Updated: Jul 22, 2021
When the EU's carbon trading mechanism announced its most significant reform since its establishment, China's national carbon emissions trading mechanism, which has been prepared for many years, was launched on July 16. This is one of the important steps for China to reduce greenhouse gas emissions, peak carbon emissions by 2030, and achieve carbon neutrality goals by 2060.
Why is it so-called the “largest” ?
Prior to the launch of the National ETS, China had pilot emission schemes running in 8 provinces. Historically, the highest of carbon trading price per ton is ¥62 RMB, around $9.5 US Dollar. Ministry of Ecology and Environment Press Spokesperson stated that “ China carbon market covers over 40 billion tons of CO2 emissions equivalent.’’
How does it work?
The government grants each company under the regulated industries a certain amount of carbon emissions allowances (CEA) . However, there will be certain companies emitting beyond and/or below their granted emission threshold. As result of this, they can either buy or sell CEAs via the trading system, which comes in the form of agreed transfer, one-way bidding or other means in line with the regulations.
How will it impact the world?
Let’s start with Taiwan as an example. Taiwan launched the Greenhouse Gas Reduction and Management Act since 2015, the Act outlined it’s carbon reduction goals and targets, as well as regulations and penalties. However, there has not been much regulatory forces in terms of carbon reduction to date.
This suggest that countries like Taiwan, can begin by taking from the success and failures from China’s experiences.
On the other hand, EU is taking it one step forward with it’s Carbon Border Adjustment Mechanism (CBAM). According to the CBAM, companies importing into the EU (EU importers) will be required to hold carbon certificates corresponding to the carbon price paid by the goods had the goods, had it been produced under the EU’s carbon pricing rules. Conversely, a non-EU producer can also demonstrate that it has already paid a carbon price in the country of production, where the corresponding cost can then be fully deducted for the EU importer.

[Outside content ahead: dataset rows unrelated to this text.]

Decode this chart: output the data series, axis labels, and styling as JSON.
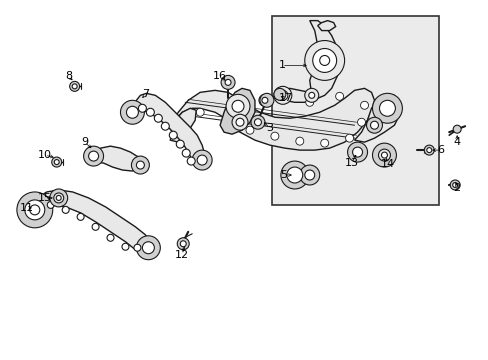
{
  "bg": "#ffffff",
  "fg": "#000000",
  "part_edge": "#1a1a1a",
  "part_face": "#e8e8e8",
  "part_face2": "#d0d0d0",
  "inset_bg": "#ebebeb",
  "inset_border": "#333333",
  "lw_main": 1.0,
  "lw_thin": 0.5,
  "lw_thick": 1.5,
  "label_fs": 8,
  "fig_w": 4.89,
  "fig_h": 3.6,
  "dpi": 100
}
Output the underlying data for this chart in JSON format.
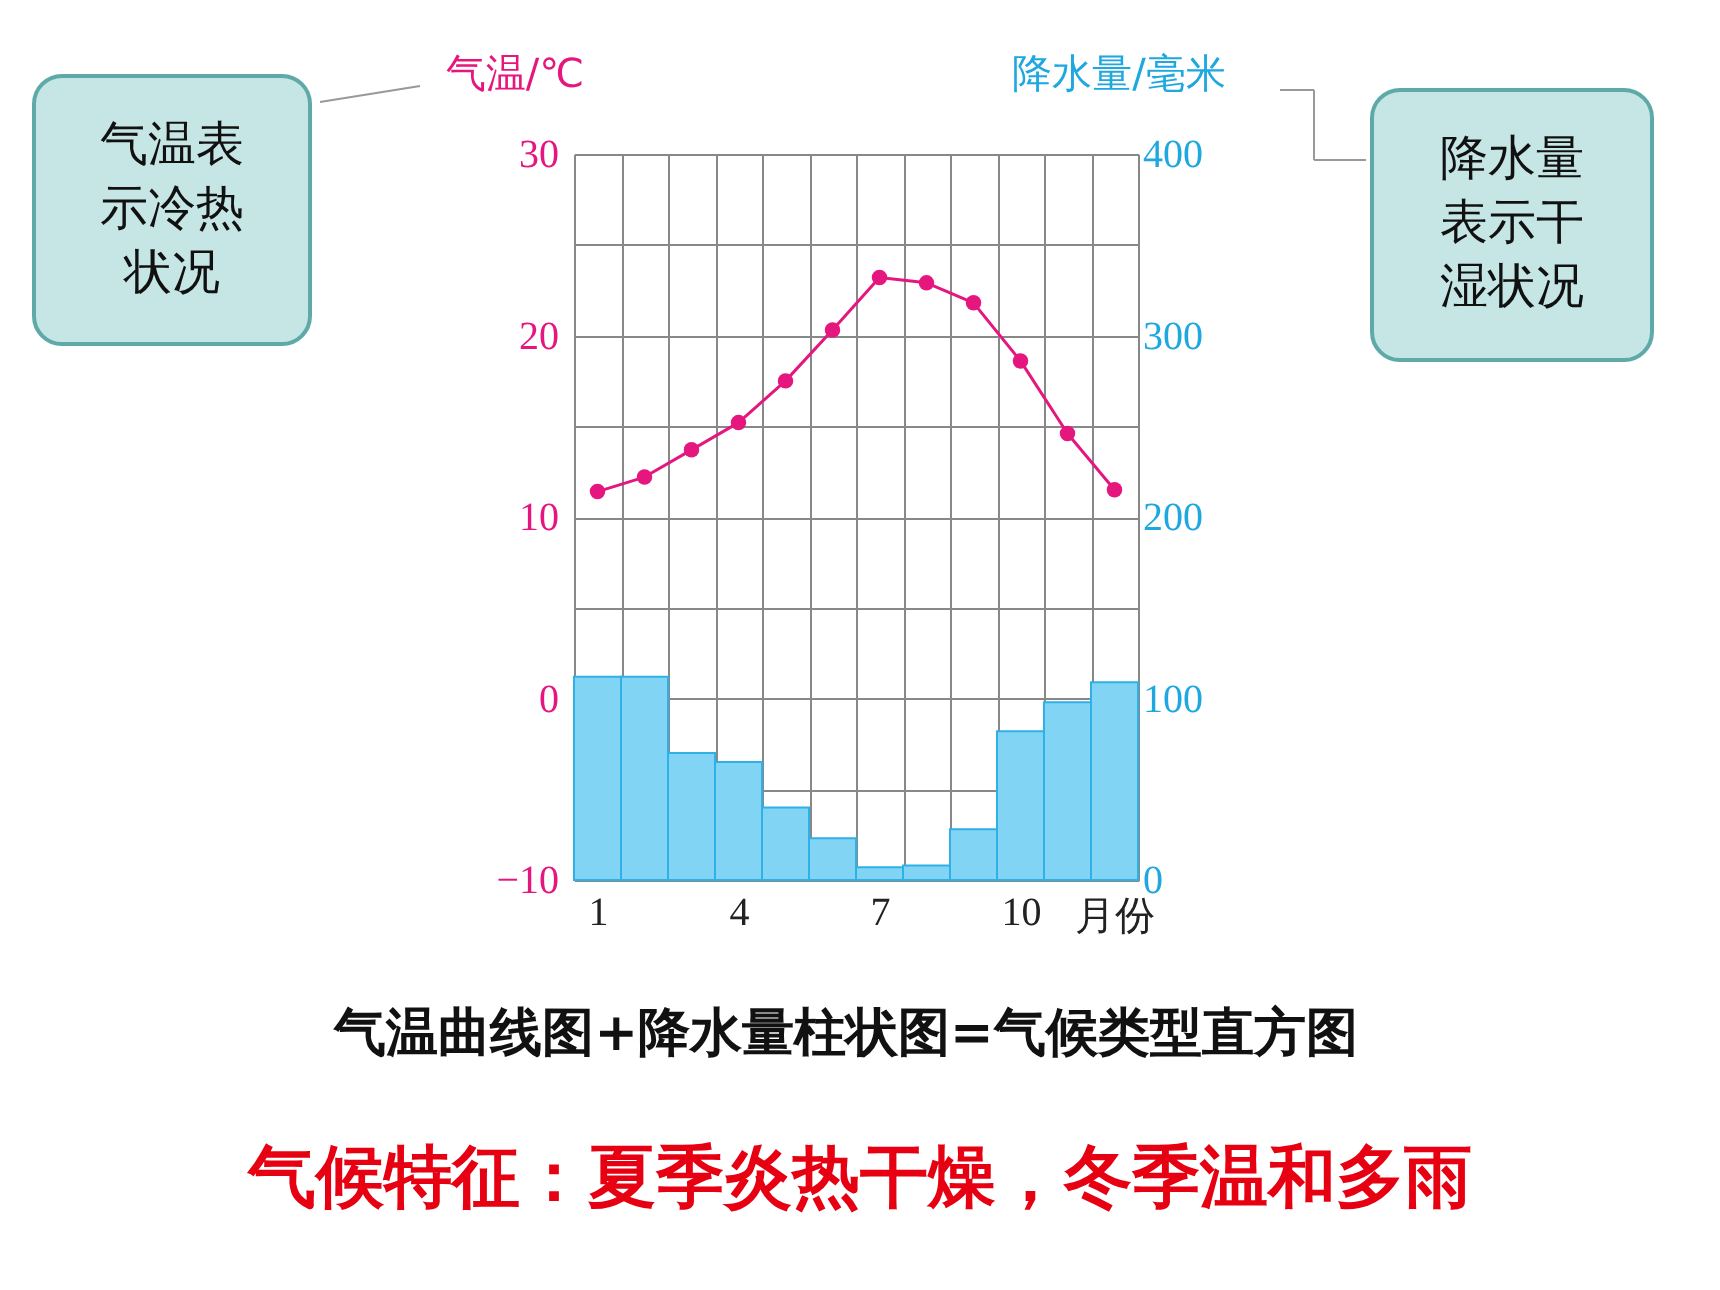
{
  "chart_data": {
    "type": "bar",
    "categories": [
      "1",
      null,
      null,
      "4",
      null,
      null,
      "7",
      null,
      null,
      "10",
      null,
      null
    ],
    "xlabel": "月份",
    "ylabel": "气温/℃",
    "y2label": "降水量/毫米",
    "ylim": [
      -10,
      30
    ],
    "yticks": [
      {
        "value": -10,
        "label": "−10"
      },
      {
        "value": -5,
        "label": null
      },
      0,
      {
        "value": 5,
        "label": null
      },
      10,
      {
        "value": 15,
        "label": null
      },
      20,
      {
        "value": 25,
        "label": null
      },
      30
    ],
    "y2lim": [
      0,
      400
    ],
    "y2ticks": [
      0,
      100,
      200,
      300,
      400
    ],
    "grid": true,
    "series": [
      {
        "axis": "y2",
        "color": "#82d4f5",
        "values": [
          112,
          112,
          70,
          65,
          40,
          23,
          7,
          8,
          28,
          82,
          98,
          109
        ]
      },
      {
        "type": "line",
        "axis": "y",
        "color": "#e5177f",
        "marker": "circle",
        "values": [
          11.4,
          12.2,
          13.7,
          15.2,
          17.5,
          20.3,
          23.2,
          22.9,
          21.8,
          18.6,
          14.6,
          11.5
        ]
      }
    ],
    "annotations": [
      "气温表示冷热状况",
      "降水量表示干湿状况",
      "气温曲线图+降水量柱状图=气候类型直方图",
      "气候特征：夏季炎热干燥，冬季温和多雨"
    ]
  }
}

The significance of carbon markets has already become a reality worldwide . The effect of it, is rather extensive. As companies writes of an expenses, some may pass on the cost onto customers. In the worst-case scenario, some companies may not be able to afford the internalized externalities, resulting in shutdowns of the most polluting functions. In any regard, the world’s carbon markets has proven the consensus, that systematic changes are critical to making the earth a cleaner place.